Background & aims: Hepatic stellate cells (HSCs) have a role in liver fibrosis. Guanine nucleotide-binding α-subunit 12 (Gα₁₂) converges signals from G-protein-coupled receptors whose ligand levels are elevated in the environment during liver fibrosis; however, information is lacking on the effect of Gα₁₂ on HSC trans-differentiation. This study investigated the expression of Gα₁₂ in HSCs and the molecular basis of the effects of its expression on liver fibrosis.

Methods: Gα₁₂ expression was assessed by immunostaining, and immunoblot analyses of mouse fibrotic liver tissues and primary HSCs. The role of Gα₁₂ in liver fibrosis was estimated using a toxicant injury mouse model with Gα₁₂ gene knockout and/or HSC-specific Gα₁₂ delivery using lentiviral vectors, in addition to primary HSCs and LX-2 cells using microRNA (miR) inhibitors, overexpression vectors, or adenoviruses. miR-16, Gα₁₂, and LC3 were also examined in samples from patients with fibrosis.

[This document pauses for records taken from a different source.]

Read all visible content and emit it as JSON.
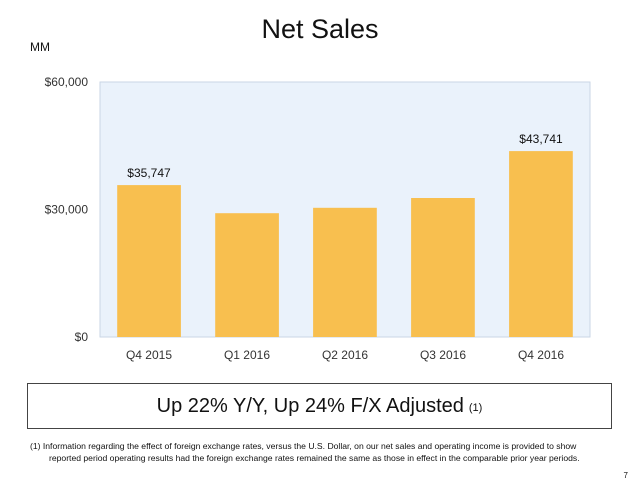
{
  "header": {
    "title": "Net Sales",
    "unit": "MM"
  },
  "chart_data": {
    "type": "bar",
    "title": "Net Sales",
    "xlabel": "",
    "ylabel": "MM",
    "categories": [
      "Q4 2015",
      "Q1 2016",
      "Q2 2016",
      "Q3 2016",
      "Q4 2016"
    ],
    "values": [
      35747,
      29128,
      30404,
      32714,
      43741
    ],
    "data_labels": [
      "$35,747",
      "",
      "",
      "",
      "$43,741"
    ],
    "ylim": [
      0,
      60000
    ],
    "yticks": [
      0,
      30000,
      60000
    ],
    "ytick_labels": [
      "$0",
      "$30,000",
      "$60,000"
    ],
    "grid": false,
    "legend": "none",
    "colors": {
      "bar": "#F8BF4F",
      "plot_bg": "#EAF2FB",
      "axis": "#C9D6E6"
    }
  },
  "summary": {
    "text": "Up 22% Y/Y, Up 24% F/X Adjusted",
    "note": "(1)"
  },
  "footnote": {
    "line1": "(1) Information regarding the effect of foreign exchange rates, versus the U.S. Dollar, on our net sales and operating income is provided to show",
    "line2": "reported period operating results had the foreign exchange rates remained the same as those in effect in the comparable prior year periods."
  },
  "page_number": "7"
}
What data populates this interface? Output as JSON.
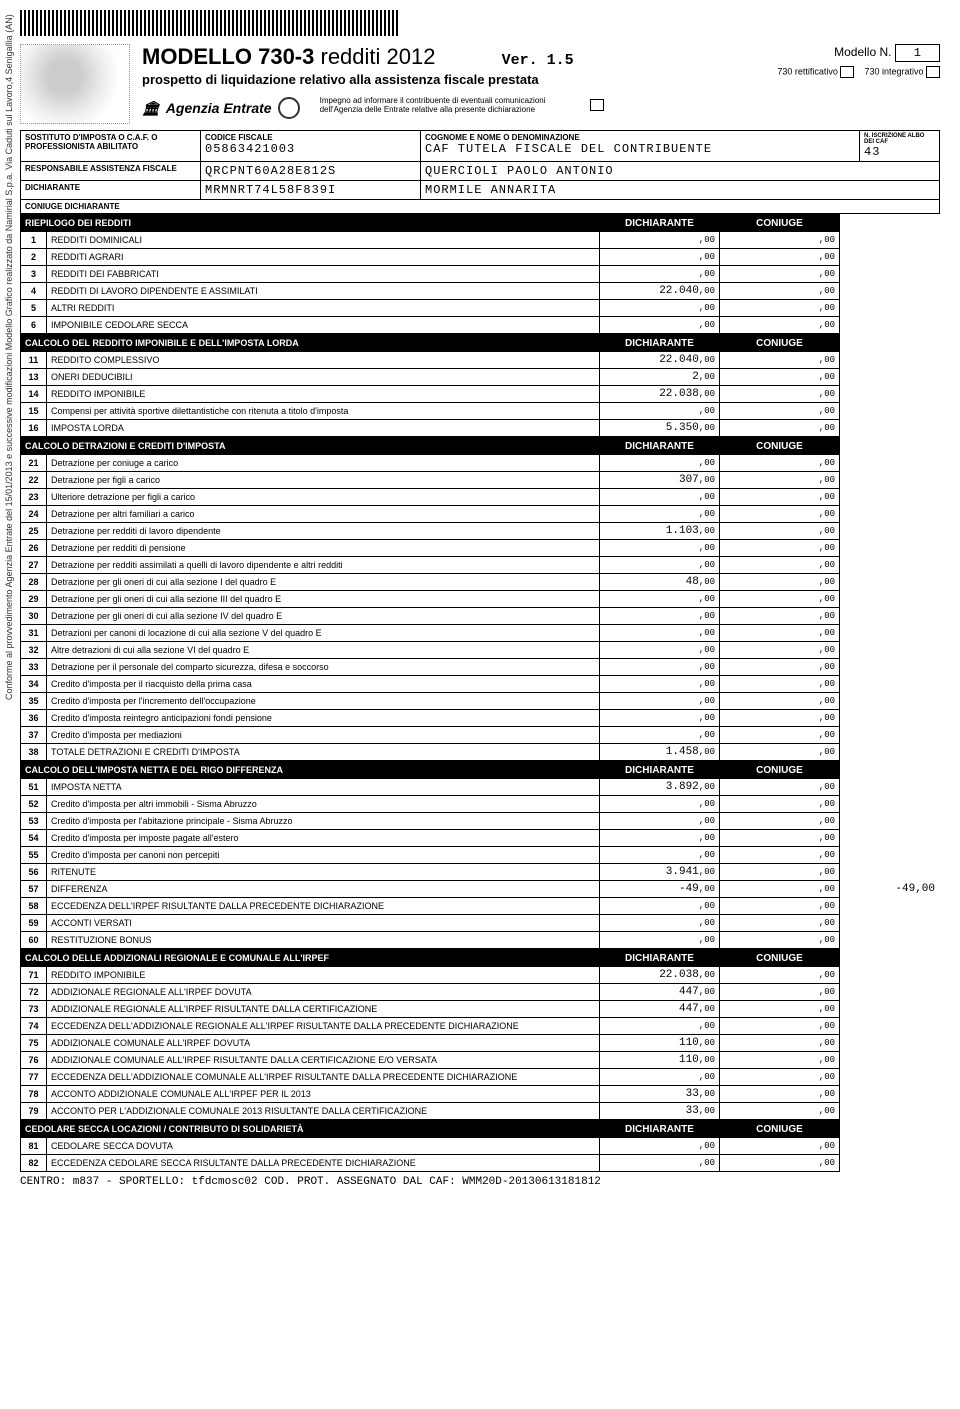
{
  "side_text": "Conforme al provvedimento Agenzia Entrate del 15/01/2013 e successive modificazioni   Modello Grafico realizzato da Namirial S.p.a. Via Caduti sul Lavoro,4 Senigallia (AN)",
  "title": {
    "a": "MODELLO 730-3",
    "b": "redditi 2012"
  },
  "subtitle": "prospetto di liquidazione relativo alla assistenza fiscale prestata",
  "agenzia": "Agenzia Entrate",
  "ver": "Ver. 1.5",
  "modello_n_lbl": "Modello N.",
  "modello_n_val": "1",
  "impegno": "Impegno ad informare il contribuente di eventuali comunicazioni dell'Agenzia delle Entrate relative alla presente dichiarazione",
  "rett_lbl": "730 rettificativo",
  "integ_lbl": "730 integrativo",
  "info": {
    "r1c1_lbl": "SOSTITUTO D'IMPOSTA O C.A.F. O PROFESSIONISTA ABILITATO",
    "r1c2_lbl": "CODICE FISCALE",
    "r1c2_val": "05863421003",
    "r1c3_lbl": "COGNOME E NOME O DENOMINAZIONE",
    "r1c3_val": "CAF TUTELA FISCALE DEL CONTRIBUENTE",
    "r1c4_lbl": "N. ISCRIZIONE ALBO DEI CAF",
    "r1c4_val": "43",
    "r2c1_lbl": "RESPONSABILE ASSISTENZA FISCALE",
    "r2c2_val": "QRCPNT60A28E812S",
    "r2c3_val": "QUERCIOLI PAOLO ANTONIO",
    "r3c1_lbl": "DICHIARANTE",
    "r3c2_val": "MRMNRT74L58F839I",
    "r3c3_val": "MORMILE ANNARITA",
    "r4c1_lbl": "CONIUGE DICHIARANTE"
  },
  "col_dich": "DICHIARANTE",
  "col_con": "CONIUGE",
  "sections": [
    {
      "title": "RIEPILOGO DEI REDDITI",
      "rows": [
        {
          "n": "1",
          "d": "REDDITI DOMINICALI",
          "a": ",00",
          "b": ",00"
        },
        {
          "n": "2",
          "d": "REDDITI AGRARI",
          "a": ",00",
          "b": ",00"
        },
        {
          "n": "3",
          "d": "REDDITI DEI FABBRICATI",
          "a": ",00",
          "b": ",00"
        },
        {
          "n": "4",
          "d": "REDDITI DI LAVORO DIPENDENTE E ASSIMILATI",
          "a": "22.040,00",
          "b": ",00"
        },
        {
          "n": "5",
          "d": "ALTRI REDDITI",
          "a": ",00",
          "b": ",00"
        },
        {
          "n": "6",
          "d": "IMPONIBILE CEDOLARE SECCA",
          "a": ",00",
          "b": ",00"
        }
      ]
    },
    {
      "title": "CALCOLO DEL REDDITO IMPONIBILE E DELL'IMPOSTA LORDA",
      "rows": [
        {
          "n": "11",
          "d": "REDDITO COMPLESSIVO",
          "a": "22.040,00",
          "b": ",00"
        },
        {
          "n": "13",
          "d": "ONERI DEDUCIBILI",
          "a": "2,00",
          "b": ",00"
        },
        {
          "n": "14",
          "d": "REDDITO IMPONIBILE",
          "a": "22.038,00",
          "b": ",00"
        },
        {
          "n": "15",
          "d": "Compensi per attività sportive dilettantistiche con ritenuta a titolo d'imposta",
          "a": ",00",
          "b": ",00"
        },
        {
          "n": "16",
          "d": "IMPOSTA LORDA",
          "a": "5.350,00",
          "b": ",00"
        }
      ]
    },
    {
      "title": "CALCOLO DETRAZIONI E CREDITI D'IMPOSTA",
      "rows": [
        {
          "n": "21",
          "d": "Detrazione per coniuge a carico",
          "a": ",00",
          "b": ",00"
        },
        {
          "n": "22",
          "d": "Detrazione per figli a carico",
          "a": "307,00",
          "b": ",00"
        },
        {
          "n": "23",
          "d": "Ulteriore detrazione per figli a carico",
          "a": ",00",
          "b": ",00"
        },
        {
          "n": "24",
          "d": "Detrazione per altri familiari a carico",
          "a": ",00",
          "b": ",00"
        },
        {
          "n": "25",
          "d": "Detrazione per redditi di lavoro dipendente",
          "a": "1.103,00",
          "b": ",00"
        },
        {
          "n": "26",
          "d": "Detrazione per redditi di pensione",
          "a": ",00",
          "b": ",00"
        },
        {
          "n": "27",
          "d": "Detrazione per redditi assimilati a quelli di lavoro dipendente e altri redditi",
          "a": ",00",
          "b": ",00"
        },
        {
          "n": "28",
          "d": "Detrazione per gli oneri di cui alla sezione I del quadro E",
          "a": "48,00",
          "b": ",00"
        },
        {
          "n": "29",
          "d": "Detrazione per gli oneri di cui alla sezione III del quadro E",
          "a": ",00",
          "b": ",00"
        },
        {
          "n": "30",
          "d": "Detrazione per gli oneri di cui alla sezione IV del quadro E",
          "a": ",00",
          "b": ",00"
        },
        {
          "n": "31",
          "d": "Detrazioni per canoni di locazione di cui alla sezione V del quadro E",
          "a": ",00",
          "b": ",00"
        },
        {
          "n": "32",
          "d": "Altre detrazioni di cui alla sezione VI del quadro E",
          "a": ",00",
          "b": ",00"
        },
        {
          "n": "33",
          "d": "Detrazione per il personale del comparto sicurezza, difesa e soccorso",
          "a": ",00",
          "b": ",00"
        },
        {
          "n": "34",
          "d": "Credito d'imposta per il riacquisto della prima casa",
          "a": ",00",
          "b": ",00"
        },
        {
          "n": "35",
          "d": "Credito d'imposta per l'incremento dell'occupazione",
          "a": ",00",
          "b": ",00"
        },
        {
          "n": "36",
          "d": "Credito d'imposta reintegro anticipazioni fondi pensione",
          "a": ",00",
          "b": ",00"
        },
        {
          "n": "37",
          "d": "Credito d'imposta per mediazioni",
          "a": ",00",
          "b": ",00"
        },
        {
          "n": "38",
          "d": "TOTALE DETRAZIONI E CREDITI D'IMPOSTA",
          "a": "1.458,00",
          "b": ",00"
        }
      ]
    },
    {
      "title": "CALCOLO DELL'IMPOSTA NETTA E DEL RIGO DIFFERENZA",
      "rows": [
        {
          "n": "51",
          "d": "IMPOSTA NETTA",
          "a": "3.892,00",
          "b": ",00"
        },
        {
          "n": "52",
          "d": "Credito d'imposta per altri immobili - Sisma Abruzzo",
          "a": ",00",
          "b": ",00"
        },
        {
          "n": "53",
          "d": "Credito d'imposta per l'abitazione principale - Sisma Abruzzo",
          "a": ",00",
          "b": ",00"
        },
        {
          "n": "54",
          "d": "Credito d'imposta per imposte pagate all'estero",
          "a": ",00",
          "b": ",00"
        },
        {
          "n": "55",
          "d": "Credito d'imposta per canoni non percepiti",
          "a": ",00",
          "b": ",00"
        },
        {
          "n": "56",
          "d": "RITENUTE",
          "a": "3.941,00",
          "b": ",00"
        },
        {
          "n": "57",
          "d": "DIFFERENZA",
          "a": "-49,00",
          "b": ",00",
          "extra": "-49,00"
        },
        {
          "n": "58",
          "d": "ECCEDENZA DELL'IRPEF RISULTANTE DALLA PRECEDENTE DICHIARAZIONE",
          "a": ",00",
          "b": ",00"
        },
        {
          "n": "59",
          "d": "ACCONTI VERSATI",
          "a": ",00",
          "b": ",00"
        },
        {
          "n": "60",
          "d": "RESTITUZIONE BONUS",
          "a": ",00",
          "b": ",00"
        }
      ]
    },
    {
      "title": "CALCOLO DELLE ADDIZIONALI REGIONALE E COMUNALE ALL'IRPEF",
      "rows": [
        {
          "n": "71",
          "d": "REDDITO IMPONIBILE",
          "a": "22.038,00",
          "b": ",00"
        },
        {
          "n": "72",
          "d": "ADDIZIONALE REGIONALE ALL'IRPEF DOVUTA",
          "a": "447,00",
          "b": ",00"
        },
        {
          "n": "73",
          "d": "ADDIZIONALE REGIONALE ALL'IRPEF RISULTANTE DALLA CERTIFICAZIONE",
          "a": "447,00",
          "b": ",00"
        },
        {
          "n": "74",
          "d": "ECCEDENZA DELL'ADDIZIONALE REGIONALE ALL'IRPEF RISULTANTE DALLA PRECEDENTE DICHIARAZIONE",
          "a": ",00",
          "b": ",00"
        },
        {
          "n": "75",
          "d": "ADDIZIONALE COMUNALE ALL'IRPEF DOVUTA",
          "a": "110,00",
          "b": ",00"
        },
        {
          "n": "76",
          "d": "ADDIZIONALE COMUNALE ALL'IRPEF RISULTANTE DALLA CERTIFICAZIONE E/O VERSATA",
          "a": "110,00",
          "b": ",00"
        },
        {
          "n": "77",
          "d": "ECCEDENZA DELL'ADDIZIONALE COMUNALE ALL'IRPEF RISULTANTE DALLA PRECEDENTE DICHIARAZIONE",
          "a": ",00",
          "b": ",00"
        },
        {
          "n": "78",
          "d": "ACCONTO ADDIZIONALE COMUNALE ALL'IRPEF PER IL 2013",
          "a": "33,00",
          "b": ",00"
        },
        {
          "n": "79",
          "d": "ACCONTO PER L'ADDIZIONALE COMUNALE 2013 RISULTANTE DALLA CERTIFICAZIONE",
          "a": "33,00",
          "b": ",00"
        }
      ]
    },
    {
      "title": "CEDOLARE SECCA LOCAZIONI / CONTRIBUTO DI SOLIDARIETÀ",
      "rows": [
        {
          "n": "81",
          "d": "CEDOLARE SECCA DOVUTA",
          "a": ",00",
          "b": ",00"
        },
        {
          "n": "82",
          "d": "ECCEDENZA CEDOLARE SECCA RISULTANTE DALLA PRECEDENTE DICHIARAZIONE",
          "a": ",00",
          "b": ",00"
        }
      ]
    }
  ],
  "footer": "CENTRO: m837 - SPORTELLO: tfdcmosc02 COD. PROT. ASSEGNATO DAL CAF: WMM20D-20130613181812"
}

Results: Gα₁₂ was overexpressed in activated HSCs and fibrotic liver, and was colocalised with desmin. In a carbon tetrachloride-induced fibrosis mouse model, Gα₁₂ ablation prevented increases in fibrosis and liver injury. This effect was attenuated by HSC-specific lentiviral delivery of Gα₁₂. Moreover, Gα₁₂ activation promoted autophagy accompanying c-Jun N-terminal kinase-dependent ATG12-5 conjugation. In addition, miR-16 was found to be a direct inhibitor of the de novo synthesis of Gα₁₂. Modulations of miR-16 altered autophagy in HSCs. In a fibrosis animal model or patients with severe fibrosis, miR-16 levels were lower than in their corresponding controls. Consistently, cirrhotic patient liver tissues showed Gα₁₂ and LC3 upregulation in desmin-positive areas.

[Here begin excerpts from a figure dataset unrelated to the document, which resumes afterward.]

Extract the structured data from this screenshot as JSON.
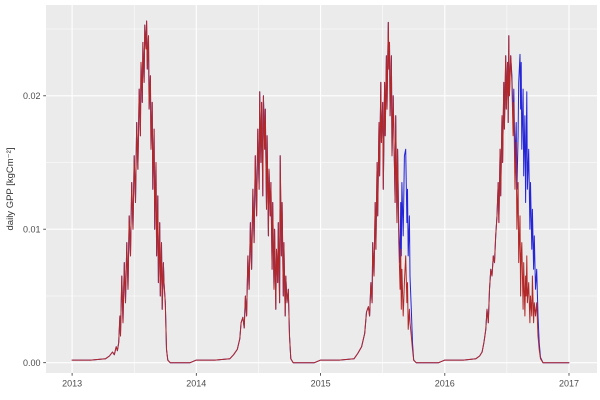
{
  "figure": {
    "background": "#FFFFFF",
    "panel_background": "#EBEBEB",
    "grid_major_color": "#FFFFFF",
    "grid_minor_color": "#FFFFFF",
    "tick_mark_color": "#333333",
    "axis_text_color": "#4D4D4D",
    "axis_title_color": "#333333"
  },
  "axes": {
    "y_label": "daily GPP [kgCm⁻²]",
    "x_label": "",
    "x_tick_labels": [
      "2013",
      "2014",
      "2015",
      "2016",
      "2017"
    ],
    "x_tick_values": [
      2013,
      2014,
      2015,
      2016,
      2017
    ],
    "x_minor_values": [
      2013.5,
      2014.5,
      2015.5,
      2016.5
    ],
    "y_tick_labels": [
      "0.00",
      "0.01",
      "0.02"
    ],
    "y_tick_values": [
      0.0,
      0.01,
      0.02
    ],
    "y_minor_values": [
      0.005,
      0.015,
      0.025
    ],
    "x_range": [
      2012.79,
      2017.225
    ],
    "y_range": [
      -0.00077,
      0.0268
    ]
  },
  "chart_data": {
    "type": "line",
    "title": "",
    "xlabel": "",
    "ylabel": "daily GPP [kgCm⁻²]",
    "x_unit": "decimal year",
    "xlim": [
      2013.0,
      2017.0
    ],
    "ylim_ticks": [
      0.0,
      0.02
    ],
    "grid": true,
    "legend": "none",
    "series_meta": [
      {
        "id": "blue_series",
        "color": "#2424D8",
        "draw_order": 1
      },
      {
        "id": "red_series",
        "color": "#B22828",
        "draw_order": 2
      }
    ],
    "note_blue_null": "null in a blue array means the blue series coincides with the red series at that point",
    "years": [
      {
        "year": 2013,
        "f": [
          0.0,
          0.15,
          0.27,
          0.3,
          0.325,
          0.34,
          0.355,
          0.365,
          0.375,
          0.385,
          0.39,
          0.4,
          0.41,
          0.42,
          0.43,
          0.44,
          0.45,
          0.46,
          0.47,
          0.48,
          0.49,
          0.5,
          0.51,
          0.52,
          0.53,
          0.54,
          0.55,
          0.555,
          0.565,
          0.57,
          0.58,
          0.585,
          0.595,
          0.6,
          0.605,
          0.615,
          0.62,
          0.63,
          0.635,
          0.645,
          0.65,
          0.66,
          0.665,
          0.675,
          0.68,
          0.69,
          0.695,
          0.705,
          0.71,
          0.72,
          0.725,
          0.735,
          0.74,
          0.75,
          0.76,
          0.77,
          0.79,
          0.85,
          0.95
        ],
        "red": [
          0.0002,
          0.0002,
          0.0003,
          0.0005,
          0.0008,
          0.0006,
          0.0012,
          0.0009,
          0.0015,
          0.0035,
          0.002,
          0.0065,
          0.003,
          0.0075,
          0.0045,
          0.009,
          0.0055,
          0.011,
          0.008,
          0.0135,
          0.01,
          0.0155,
          0.012,
          0.018,
          0.0145,
          0.0205,
          0.017,
          0.0225,
          0.0195,
          0.024,
          0.021,
          0.0253,
          0.0235,
          0.0256,
          0.022,
          0.0245,
          0.019,
          0.0215,
          0.016,
          0.0195,
          0.013,
          0.0175,
          0.01,
          0.015,
          0.008,
          0.0125,
          0.006,
          0.0105,
          0.005,
          0.009,
          0.004,
          0.0075,
          0.006,
          0.0045,
          0.001,
          0.0002,
          0.0,
          0.0,
          0.0
        ],
        "blue": [
          null,
          null,
          null,
          null,
          null,
          null,
          null,
          null,
          null,
          null,
          null,
          null,
          null,
          null,
          null,
          null,
          null,
          null,
          null,
          null,
          null,
          null,
          null,
          null,
          null,
          null,
          null,
          null,
          null,
          null,
          null,
          null,
          null,
          null,
          null,
          null,
          null,
          null,
          null,
          null,
          null,
          null,
          null,
          null,
          null,
          null,
          null,
          null,
          null,
          null,
          null,
          null,
          null,
          null,
          null,
          null,
          null,
          null,
          null
        ]
      },
      {
        "year": 2014,
        "f": [
          0.0,
          0.15,
          0.27,
          0.3,
          0.33,
          0.35,
          0.36,
          0.375,
          0.385,
          0.395,
          0.405,
          0.415,
          0.425,
          0.435,
          0.445,
          0.455,
          0.465,
          0.475,
          0.485,
          0.495,
          0.505,
          0.51,
          0.52,
          0.525,
          0.535,
          0.54,
          0.55,
          0.555,
          0.565,
          0.57,
          0.58,
          0.585,
          0.595,
          0.6,
          0.61,
          0.615,
          0.625,
          0.63,
          0.64,
          0.645,
          0.655,
          0.66,
          0.67,
          0.675,
          0.685,
          0.69,
          0.7,
          0.705,
          0.715,
          0.72,
          0.73,
          0.74,
          0.75,
          0.76,
          0.78,
          0.85,
          0.95
        ],
        "red": [
          0.0002,
          0.0002,
          0.0003,
          0.0006,
          0.001,
          0.0018,
          0.003,
          0.0034,
          0.0026,
          0.005,
          0.0035,
          0.008,
          0.0055,
          0.0105,
          0.007,
          0.013,
          0.009,
          0.0155,
          0.011,
          0.0175,
          0.013,
          0.0203,
          0.015,
          0.0195,
          0.0125,
          0.02,
          0.016,
          0.019,
          0.0115,
          0.017,
          0.0095,
          0.0145,
          0.011,
          0.0135,
          0.007,
          0.012,
          0.0055,
          0.01,
          0.004,
          0.0085,
          0.006,
          0.0105,
          0.0045,
          0.0155,
          0.008,
          0.012,
          0.005,
          0.009,
          0.0035,
          0.0065,
          0.0045,
          0.0055,
          0.002,
          0.0003,
          0.0,
          0.0,
          0.0
        ],
        "blue": [
          null,
          null,
          null,
          null,
          null,
          null,
          null,
          null,
          null,
          null,
          null,
          null,
          null,
          null,
          null,
          null,
          null,
          null,
          null,
          null,
          null,
          null,
          null,
          null,
          null,
          null,
          null,
          null,
          null,
          null,
          null,
          null,
          null,
          null,
          null,
          null,
          null,
          null,
          null,
          null,
          null,
          null,
          null,
          null,
          null,
          null,
          null,
          null,
          null,
          null,
          null,
          null,
          null,
          null,
          null,
          null,
          null
        ]
      },
      {
        "year": 2015,
        "f": [
          0.0,
          0.15,
          0.27,
          0.3,
          0.33,
          0.355,
          0.37,
          0.385,
          0.395,
          0.405,
          0.415,
          0.42,
          0.43,
          0.44,
          0.445,
          0.455,
          0.46,
          0.47,
          0.475,
          0.485,
          0.49,
          0.5,
          0.505,
          0.515,
          0.52,
          0.53,
          0.535,
          0.545,
          0.55,
          0.555,
          0.56,
          0.57,
          0.575,
          0.585,
          0.59,
          0.6,
          0.605,
          0.615,
          0.62,
          0.63,
          0.64,
          0.645,
          0.65,
          0.655,
          0.665,
          0.675,
          0.685,
          0.695,
          0.7,
          0.705,
          0.715,
          0.72,
          0.73,
          0.74,
          0.75,
          0.77,
          0.85,
          0.95
        ],
        "red": [
          0.0002,
          0.0002,
          0.0003,
          0.0007,
          0.0012,
          0.0022,
          0.0038,
          0.0042,
          0.0035,
          0.006,
          0.0045,
          0.009,
          0.0065,
          0.012,
          0.0085,
          0.015,
          0.011,
          0.018,
          0.014,
          0.021,
          0.0165,
          0.0195,
          0.013,
          0.021,
          0.017,
          0.023,
          0.019,
          0.0255,
          0.022,
          0.024,
          0.0185,
          0.023,
          0.0155,
          0.02,
          0.017,
          0.012,
          0.0185,
          0.0105,
          0.016,
          0.009,
          0.0055,
          0.0085,
          0.004,
          0.007,
          0.0035,
          0.006,
          0.008,
          0.0045,
          0.006,
          0.0025,
          0.004,
          0.003,
          0.002,
          0.001,
          0.0002,
          0.0,
          0.0,
          0.0
        ],
        "blue": [
          null,
          null,
          null,
          null,
          null,
          null,
          null,
          null,
          null,
          null,
          null,
          null,
          null,
          null,
          null,
          null,
          null,
          null,
          null,
          null,
          null,
          null,
          null,
          null,
          null,
          null,
          null,
          null,
          null,
          null,
          null,
          null,
          null,
          null,
          null,
          null,
          null,
          null,
          null,
          0.01,
          0.0075,
          0.012,
          0.008,
          0.0135,
          0.0095,
          0.0155,
          0.016,
          0.0105,
          0.013,
          0.008,
          0.011,
          0.0065,
          0.004,
          0.0015,
          0.0002,
          0.0,
          0.0,
          0.0
        ]
      },
      {
        "year": 2016,
        "f": [
          0.0,
          0.15,
          0.25,
          0.28,
          0.3,
          0.315,
          0.33,
          0.34,
          0.35,
          0.36,
          0.37,
          0.38,
          0.39,
          0.4,
          0.41,
          0.42,
          0.43,
          0.435,
          0.445,
          0.45,
          0.46,
          0.465,
          0.475,
          0.48,
          0.49,
          0.495,
          0.505,
          0.51,
          0.515,
          0.52,
          0.53,
          0.54,
          0.55,
          0.555,
          0.565,
          0.575,
          0.58,
          0.59,
          0.595,
          0.605,
          0.61,
          0.615,
          0.62,
          0.63,
          0.635,
          0.645,
          0.65,
          0.655,
          0.66,
          0.665,
          0.675,
          0.685,
          0.69,
          0.7,
          0.705,
          0.715,
          0.72,
          0.73,
          0.74,
          0.75,
          0.76,
          0.77,
          0.79,
          0.85,
          0.95,
          0.999
        ],
        "red": [
          0.0002,
          0.0002,
          0.0003,
          0.0005,
          0.0008,
          0.0015,
          0.0025,
          0.004,
          0.003,
          0.0055,
          0.007,
          0.0065,
          0.008,
          0.0075,
          0.0095,
          0.011,
          0.0135,
          0.0105,
          0.016,
          0.0125,
          0.0185,
          0.015,
          0.021,
          0.0175,
          0.023,
          0.019,
          0.0225,
          0.018,
          0.0245,
          0.02,
          0.023,
          0.021,
          0.017,
          0.0195,
          0.013,
          0.0165,
          0.01,
          0.0135,
          0.0075,
          0.011,
          0.005,
          0.008,
          0.009,
          0.004,
          0.0075,
          0.0035,
          0.0065,
          0.005,
          0.008,
          0.0045,
          0.006,
          0.003,
          0.005,
          0.0035,
          0.0065,
          0.003,
          0.0045,
          0.0035,
          0.0045,
          0.002,
          0.001,
          0.0003,
          0.0,
          0.0,
          0.0,
          0.0
        ],
        "blue": [
          null,
          null,
          null,
          null,
          null,
          null,
          null,
          null,
          null,
          null,
          null,
          null,
          null,
          null,
          null,
          null,
          null,
          null,
          null,
          null,
          null,
          null,
          null,
          null,
          null,
          null,
          null,
          null,
          null,
          null,
          null,
          0.0215,
          0.018,
          0.0205,
          0.015,
          0.018,
          0.013,
          0.017,
          0.021,
          0.0231,
          0.019,
          0.0225,
          0.016,
          0.0205,
          0.014,
          0.0185,
          0.012,
          0.0165,
          0.0203,
          0.013,
          0.016,
          0.01,
          0.0135,
          0.0085,
          0.0115,
          0.007,
          0.0095,
          0.0055,
          0.007,
          0.0035,
          0.0015,
          0.0004,
          0.0,
          0.0,
          0.0,
          null
        ]
      }
    ]
  }
}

Conclusions: miR-16 dysregulation in HSCs results in Gα₁₂ overexpression, which activates HSCs by facilitating autophagy through ATG12-5 formation. This suggests that Gα₁₂ and its regulatory molecules could serve as targets for the amelioration of liver fibrosis.

Lay summary: Guanine nucleotide-binding α-subunit 12 (Gα₁₂) is upregulated in activated hepatic stellate cells (HSCs) as a consequence of the dysregulation of a specific microRNA that is abundant in HSCs, facilitating the progression of liver fibrosis. This event is mediated by c-Jun N-terminal kinase-dependent ATG12-5 formation and the promotion of autophagy. We suggest that Gα₁₂ and its associated regulators could serve as new targets in HSCs for the treatment of liver fibrosis.